Appointments to Truss’s new cabinet have caused more worry, with the promotion of Ranil Jayawardena to Secretary of State for Environment, Food and Rural Affairs, and Jacob Rees-Mogg to Secretary of State for Business, Energy and Industrial Strategy. GreenPeace have said Rees-Mogg should be the ‘last person’ in charge of the energy brief, with a history of climate denialism, support for fracking and desire to squeeze ‘every last drop’ of oil from the North Sea. Meanwhile, Jayawardena has publicly criticised the use of rural large-scale solar farms and has a voting record which consistently votes against measures to prevent climate change. The Conservative Party itself is split when it comes to net zero, with two rival groups emerging this year: the Net Zero Scrutiny Group and Net Zero Support Group. Chris Skidmore MP, founder of the Support Group, has launched a UK tour today in defence of green policies, and Alok Sharma has been reappointed COP26 president despite being regarded as relatively proactive on climate policy.
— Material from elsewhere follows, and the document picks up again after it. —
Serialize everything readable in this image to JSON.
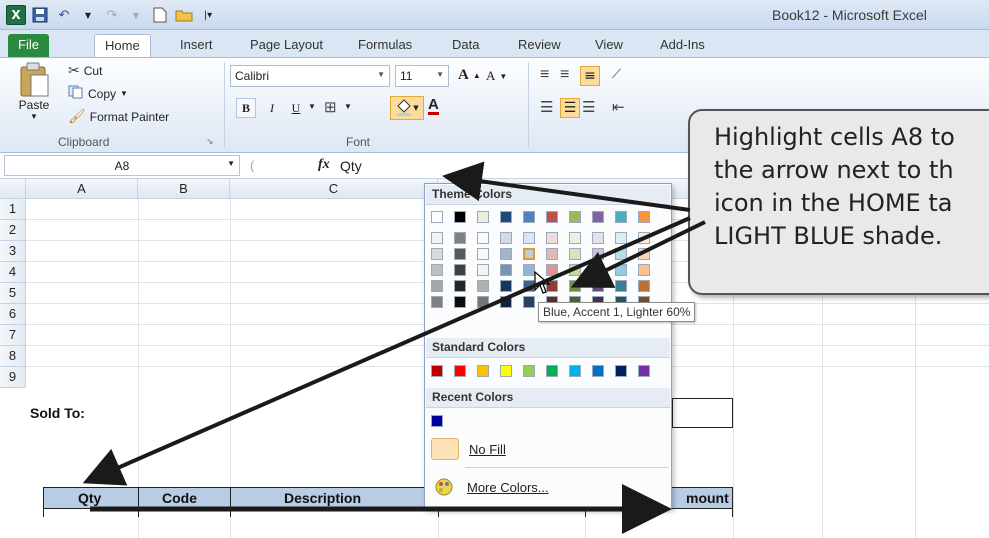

On top of internal disagreements, external pressure is inevitable, especially with COP27 in Egypt at the end of the year. There is likely to be further pressure from developing countries, particularly within the context of worsening global extreme weather (as seen with flooding in Pakistan) and the continued failure for western countries to commit £100bn of annual funding for mitigation and adaptation. Whatever Truss’s intended focus, it is clear that climate policy is a key topic within political discussion on the international stage, within UK politics and inside the Conservative party, which could make it increasingly hard for the new Prime Minister to ignore.